Dataloader shuffles at every epoch

akgulozlem · October 25, 2021, 1:04pm

Hello everyone,

We have some problems with the shuffling property of the dataloader. It seems that dataloader shuffles the whole data and forms new batches at the beginning of every epoch.

However, we are performing semi supervised training and we have to make sure that at every epoch the same images are sent to the model.
For example let’s say our batches are as the following:
Batch 1 consists of images [a,b,c,…]
Batch 2 consists of images [ f,g,h,…]

Batch n consists of images [x,y,z,…]

So after one epoch we need the exact same batches at the other epochs as well. Because at every epoch we are using the images a,f,… and x from the example above. The model needs other images, that’s why we cannot eliminate them, however there is also a decent amount of necessity to obtain these specific first images.

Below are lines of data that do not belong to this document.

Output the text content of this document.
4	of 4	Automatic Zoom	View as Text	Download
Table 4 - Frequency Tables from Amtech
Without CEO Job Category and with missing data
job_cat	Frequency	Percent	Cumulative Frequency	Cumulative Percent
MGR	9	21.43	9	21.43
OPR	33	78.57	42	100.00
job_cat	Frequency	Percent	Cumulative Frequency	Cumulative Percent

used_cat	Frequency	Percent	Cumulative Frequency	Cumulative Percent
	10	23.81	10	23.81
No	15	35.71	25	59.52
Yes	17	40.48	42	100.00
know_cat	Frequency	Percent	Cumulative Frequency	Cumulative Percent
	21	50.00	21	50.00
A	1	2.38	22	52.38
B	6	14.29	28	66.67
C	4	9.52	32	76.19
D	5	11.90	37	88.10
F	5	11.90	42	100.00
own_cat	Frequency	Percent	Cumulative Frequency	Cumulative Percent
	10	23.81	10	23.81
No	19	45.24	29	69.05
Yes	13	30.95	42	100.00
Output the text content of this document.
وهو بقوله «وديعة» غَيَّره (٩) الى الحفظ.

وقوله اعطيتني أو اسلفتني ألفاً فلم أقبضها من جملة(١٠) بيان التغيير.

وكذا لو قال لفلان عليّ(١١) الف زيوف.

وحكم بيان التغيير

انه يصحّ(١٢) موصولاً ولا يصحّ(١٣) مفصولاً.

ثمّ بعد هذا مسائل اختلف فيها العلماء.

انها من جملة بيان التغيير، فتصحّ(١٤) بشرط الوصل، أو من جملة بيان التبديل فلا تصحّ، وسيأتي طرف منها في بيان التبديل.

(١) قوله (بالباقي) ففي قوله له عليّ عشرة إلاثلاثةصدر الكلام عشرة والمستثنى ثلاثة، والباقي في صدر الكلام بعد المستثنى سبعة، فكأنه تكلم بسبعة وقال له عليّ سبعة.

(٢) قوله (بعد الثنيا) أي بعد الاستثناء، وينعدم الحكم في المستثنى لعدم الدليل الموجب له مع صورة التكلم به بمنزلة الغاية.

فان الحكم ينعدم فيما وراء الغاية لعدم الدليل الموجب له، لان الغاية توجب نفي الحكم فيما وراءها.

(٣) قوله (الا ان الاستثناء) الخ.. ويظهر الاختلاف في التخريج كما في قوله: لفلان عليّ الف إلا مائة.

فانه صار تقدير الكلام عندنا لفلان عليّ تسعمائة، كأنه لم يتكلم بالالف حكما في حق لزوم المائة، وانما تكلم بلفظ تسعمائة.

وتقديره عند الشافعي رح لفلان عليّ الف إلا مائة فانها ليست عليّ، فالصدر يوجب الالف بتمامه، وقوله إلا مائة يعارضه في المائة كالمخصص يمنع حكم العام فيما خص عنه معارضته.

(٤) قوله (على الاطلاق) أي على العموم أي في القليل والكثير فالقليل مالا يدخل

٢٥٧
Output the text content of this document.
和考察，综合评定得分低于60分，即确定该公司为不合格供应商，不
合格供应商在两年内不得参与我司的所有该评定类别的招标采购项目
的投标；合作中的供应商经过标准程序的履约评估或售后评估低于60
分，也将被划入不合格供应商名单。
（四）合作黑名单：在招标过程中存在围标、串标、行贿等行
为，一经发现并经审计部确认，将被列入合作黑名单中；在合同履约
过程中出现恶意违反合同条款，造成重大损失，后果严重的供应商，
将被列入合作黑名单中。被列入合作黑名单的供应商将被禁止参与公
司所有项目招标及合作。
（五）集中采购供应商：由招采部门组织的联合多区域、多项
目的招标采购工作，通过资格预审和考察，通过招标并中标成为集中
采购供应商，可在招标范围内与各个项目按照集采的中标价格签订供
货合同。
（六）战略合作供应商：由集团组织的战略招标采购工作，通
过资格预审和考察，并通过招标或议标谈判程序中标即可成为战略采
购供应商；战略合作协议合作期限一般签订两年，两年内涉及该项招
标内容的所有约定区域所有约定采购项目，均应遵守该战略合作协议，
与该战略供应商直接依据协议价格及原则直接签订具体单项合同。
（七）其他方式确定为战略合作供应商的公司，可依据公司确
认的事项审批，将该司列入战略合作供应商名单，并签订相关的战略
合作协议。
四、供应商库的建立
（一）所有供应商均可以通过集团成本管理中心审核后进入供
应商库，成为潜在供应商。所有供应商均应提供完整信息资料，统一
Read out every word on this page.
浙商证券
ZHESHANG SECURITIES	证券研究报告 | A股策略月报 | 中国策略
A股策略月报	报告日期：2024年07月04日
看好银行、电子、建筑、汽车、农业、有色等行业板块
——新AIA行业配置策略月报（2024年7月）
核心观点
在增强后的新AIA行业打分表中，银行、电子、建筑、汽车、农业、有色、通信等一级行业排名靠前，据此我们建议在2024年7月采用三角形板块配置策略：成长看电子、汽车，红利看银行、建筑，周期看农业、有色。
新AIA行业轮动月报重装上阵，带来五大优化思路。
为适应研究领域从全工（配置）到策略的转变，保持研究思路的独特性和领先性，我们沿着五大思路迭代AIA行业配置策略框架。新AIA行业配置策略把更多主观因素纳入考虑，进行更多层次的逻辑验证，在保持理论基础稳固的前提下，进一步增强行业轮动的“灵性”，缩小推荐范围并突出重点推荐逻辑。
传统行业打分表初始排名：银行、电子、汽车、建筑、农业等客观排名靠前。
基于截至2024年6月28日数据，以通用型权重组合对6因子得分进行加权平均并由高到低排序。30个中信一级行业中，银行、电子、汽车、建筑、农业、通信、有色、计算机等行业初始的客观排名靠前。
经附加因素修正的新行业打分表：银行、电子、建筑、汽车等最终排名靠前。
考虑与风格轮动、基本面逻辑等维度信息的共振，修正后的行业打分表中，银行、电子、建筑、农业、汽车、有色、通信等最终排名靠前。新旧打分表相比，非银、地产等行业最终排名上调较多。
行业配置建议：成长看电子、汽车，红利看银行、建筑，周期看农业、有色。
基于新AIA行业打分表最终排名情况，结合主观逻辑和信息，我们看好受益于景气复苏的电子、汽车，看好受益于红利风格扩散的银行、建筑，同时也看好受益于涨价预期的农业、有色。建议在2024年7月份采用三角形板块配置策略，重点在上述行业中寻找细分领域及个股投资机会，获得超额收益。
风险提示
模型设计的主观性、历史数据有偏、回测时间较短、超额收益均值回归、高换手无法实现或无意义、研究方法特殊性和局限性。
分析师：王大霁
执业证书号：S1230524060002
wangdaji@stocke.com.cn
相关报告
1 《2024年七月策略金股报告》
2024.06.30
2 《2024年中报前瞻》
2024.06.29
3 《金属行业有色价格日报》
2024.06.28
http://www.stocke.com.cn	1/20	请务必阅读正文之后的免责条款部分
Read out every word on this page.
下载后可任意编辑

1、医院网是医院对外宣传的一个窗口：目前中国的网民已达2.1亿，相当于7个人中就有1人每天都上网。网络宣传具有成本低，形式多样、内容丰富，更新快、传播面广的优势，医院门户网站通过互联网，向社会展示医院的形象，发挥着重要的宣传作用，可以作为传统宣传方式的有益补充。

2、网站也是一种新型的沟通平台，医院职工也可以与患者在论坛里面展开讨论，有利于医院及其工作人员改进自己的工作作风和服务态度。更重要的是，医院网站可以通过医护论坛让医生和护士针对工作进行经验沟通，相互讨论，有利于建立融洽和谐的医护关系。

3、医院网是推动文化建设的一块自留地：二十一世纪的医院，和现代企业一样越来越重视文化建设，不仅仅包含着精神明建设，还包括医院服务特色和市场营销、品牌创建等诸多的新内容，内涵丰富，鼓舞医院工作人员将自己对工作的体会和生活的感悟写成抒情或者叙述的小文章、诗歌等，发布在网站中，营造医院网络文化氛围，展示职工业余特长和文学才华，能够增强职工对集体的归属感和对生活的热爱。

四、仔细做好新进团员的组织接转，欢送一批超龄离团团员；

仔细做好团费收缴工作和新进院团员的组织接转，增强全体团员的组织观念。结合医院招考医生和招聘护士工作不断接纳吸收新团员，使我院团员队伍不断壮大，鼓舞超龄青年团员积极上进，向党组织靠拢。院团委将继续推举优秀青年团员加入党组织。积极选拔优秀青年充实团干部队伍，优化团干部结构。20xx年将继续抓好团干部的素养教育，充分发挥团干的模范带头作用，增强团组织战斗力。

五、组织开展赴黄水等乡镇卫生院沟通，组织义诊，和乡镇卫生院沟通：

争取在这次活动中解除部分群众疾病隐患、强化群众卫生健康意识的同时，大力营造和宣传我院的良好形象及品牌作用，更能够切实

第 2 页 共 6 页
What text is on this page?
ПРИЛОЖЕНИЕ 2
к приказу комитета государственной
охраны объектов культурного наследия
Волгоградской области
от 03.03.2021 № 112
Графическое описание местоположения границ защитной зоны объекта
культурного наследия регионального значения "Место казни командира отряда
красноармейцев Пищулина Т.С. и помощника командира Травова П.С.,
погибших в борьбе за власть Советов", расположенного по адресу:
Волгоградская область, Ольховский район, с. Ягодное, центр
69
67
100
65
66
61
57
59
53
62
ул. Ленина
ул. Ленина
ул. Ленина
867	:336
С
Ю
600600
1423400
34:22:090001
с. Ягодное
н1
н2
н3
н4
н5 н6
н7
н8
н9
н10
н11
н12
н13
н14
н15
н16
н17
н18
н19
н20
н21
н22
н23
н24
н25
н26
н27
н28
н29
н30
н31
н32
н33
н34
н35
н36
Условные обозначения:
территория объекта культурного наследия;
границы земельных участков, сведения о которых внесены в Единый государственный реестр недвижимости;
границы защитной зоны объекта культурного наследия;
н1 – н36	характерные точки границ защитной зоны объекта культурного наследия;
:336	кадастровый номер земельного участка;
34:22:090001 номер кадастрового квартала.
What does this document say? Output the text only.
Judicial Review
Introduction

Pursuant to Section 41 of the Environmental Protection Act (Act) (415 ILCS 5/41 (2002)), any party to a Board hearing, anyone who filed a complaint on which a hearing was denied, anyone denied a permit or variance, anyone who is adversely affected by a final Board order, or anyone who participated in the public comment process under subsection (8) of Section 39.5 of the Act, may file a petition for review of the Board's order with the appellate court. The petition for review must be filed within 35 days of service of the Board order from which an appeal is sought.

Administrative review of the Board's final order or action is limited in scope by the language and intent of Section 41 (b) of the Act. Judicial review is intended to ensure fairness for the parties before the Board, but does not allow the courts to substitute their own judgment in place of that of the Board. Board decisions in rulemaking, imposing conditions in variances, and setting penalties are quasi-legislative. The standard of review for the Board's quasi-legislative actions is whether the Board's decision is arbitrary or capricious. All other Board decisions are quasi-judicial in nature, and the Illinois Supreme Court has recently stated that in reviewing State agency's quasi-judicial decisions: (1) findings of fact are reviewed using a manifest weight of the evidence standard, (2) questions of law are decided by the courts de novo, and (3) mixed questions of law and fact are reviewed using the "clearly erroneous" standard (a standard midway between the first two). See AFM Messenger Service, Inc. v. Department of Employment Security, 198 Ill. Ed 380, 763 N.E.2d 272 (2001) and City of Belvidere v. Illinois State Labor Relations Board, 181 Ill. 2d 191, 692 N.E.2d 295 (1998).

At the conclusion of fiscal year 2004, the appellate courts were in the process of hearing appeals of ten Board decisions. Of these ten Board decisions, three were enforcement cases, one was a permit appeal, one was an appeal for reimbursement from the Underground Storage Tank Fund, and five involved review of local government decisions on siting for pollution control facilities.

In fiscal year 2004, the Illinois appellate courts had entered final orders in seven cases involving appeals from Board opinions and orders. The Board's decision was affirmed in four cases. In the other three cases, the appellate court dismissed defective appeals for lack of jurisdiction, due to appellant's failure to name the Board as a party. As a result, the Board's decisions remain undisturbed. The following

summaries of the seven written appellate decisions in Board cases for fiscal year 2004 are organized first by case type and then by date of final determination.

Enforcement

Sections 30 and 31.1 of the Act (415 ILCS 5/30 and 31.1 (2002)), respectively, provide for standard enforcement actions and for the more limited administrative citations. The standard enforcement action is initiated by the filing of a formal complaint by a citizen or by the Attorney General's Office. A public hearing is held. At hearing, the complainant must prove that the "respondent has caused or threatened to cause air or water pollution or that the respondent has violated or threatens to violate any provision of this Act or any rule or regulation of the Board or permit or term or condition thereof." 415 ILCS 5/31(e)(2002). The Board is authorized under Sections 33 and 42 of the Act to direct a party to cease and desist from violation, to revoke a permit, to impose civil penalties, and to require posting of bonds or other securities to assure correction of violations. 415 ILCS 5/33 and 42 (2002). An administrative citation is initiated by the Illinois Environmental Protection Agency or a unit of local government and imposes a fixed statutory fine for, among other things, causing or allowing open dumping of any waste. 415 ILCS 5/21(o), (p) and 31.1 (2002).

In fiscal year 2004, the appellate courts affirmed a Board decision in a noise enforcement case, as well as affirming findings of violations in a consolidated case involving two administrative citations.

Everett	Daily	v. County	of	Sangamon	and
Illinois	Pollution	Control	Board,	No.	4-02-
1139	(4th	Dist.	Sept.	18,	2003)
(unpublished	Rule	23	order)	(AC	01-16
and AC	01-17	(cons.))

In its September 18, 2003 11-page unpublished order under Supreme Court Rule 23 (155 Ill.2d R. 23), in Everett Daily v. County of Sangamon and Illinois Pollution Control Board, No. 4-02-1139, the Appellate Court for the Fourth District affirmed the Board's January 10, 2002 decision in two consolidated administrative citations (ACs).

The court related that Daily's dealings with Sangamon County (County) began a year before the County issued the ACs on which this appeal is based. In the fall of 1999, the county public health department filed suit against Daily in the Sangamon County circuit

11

Our training method necessitates that we should shuffle the data in the very beginning, form batches from that shuffled data, and use the same exact batches in the rest of the training.

In the beginning using a dataloader wouldn’t cause any problems but as I’ve mentioned before we’ve seen that new batches are formed at each epoch. We have also tried using the SubsetRandomSampler, but couldn’t accomplish anything.

Programmer-RD-AI · October 25, 2021, 2:16pm

try passing shuffle=False * as a parameter DataLoader(dataset,shuffle=False)
in the DataLoader

Hope this helps

ZimoNitrome · October 25, 2021, 2:21pm

If you would still like one initial shuffling you could maybe shuffle your dataset at the start somehow or make a custom sampler:

import torch
from torch.utils.data.sampler import Sampler
from typing import Iterator, Sized

class ConstantRandomSampler(Sampler[int]):
    def __init__(self, data_source: Sized) -> None:
        self.num_samples = len(self.data_source)
        generator = torch.Generator()

        self.shuffled_list = torch.randperm(self.num_samples, generator=generator).tolist()

    def __iter__(self) -> Iterator[int]:
        yield from self.shuffled_list

    def __len__(self) -> int:
        return self.num_samples

akgulozlem · October 25, 2021, 5:55pm

Thank you so much for your responses :))
However, I am not familiar enough with the concept of samplers, can you propose a way to shuffle the dataset in the beginning?
Maybe then we can disable the shuffle option of the dataloader and obtain what we want.

Suy · October 25, 2021, 5:59pm

I have the same problem in my project. I want to shuffle the dataset in the beginning of the training, just once. Although I use SubsetRandomSampler, the dataset is shuffled every epoch. In my research through the internet, I found that every iteration of complete dataset is considered as one epoch by the DataLoader. Do you have a solution for this issue? Thank you

my3bikaht · October 25, 2021, 7:22pm

Use dataloader with shuffle=False and shuffle your data manually before adding into dataset

akgulozlem · October 26, 2021, 2:01pm

Hello everyone,
Thank you so much for all of your responses and yes we did it. Apparently scikit-library has a tool named shuffle after importing that we’ve created a new variable for the shuffled version of the data. Giving that to the dataloader and disabling shuffling solved our problem.

Ren_Pang · October 26, 2021, 4:27pm

pass the provided sampler as argument of sampler= to dataloader __init__ method.

See docs at

Sampler docs:

The sampler solution shall be more efficient than using scikit library.

Another simple solution

If you want to get a shuffled Dataset, you can use Subset instead of using scikit.

ShuffledDataset = torch.utils.data.Subset(YourDataset, torch.randperm(len(YourDataset)))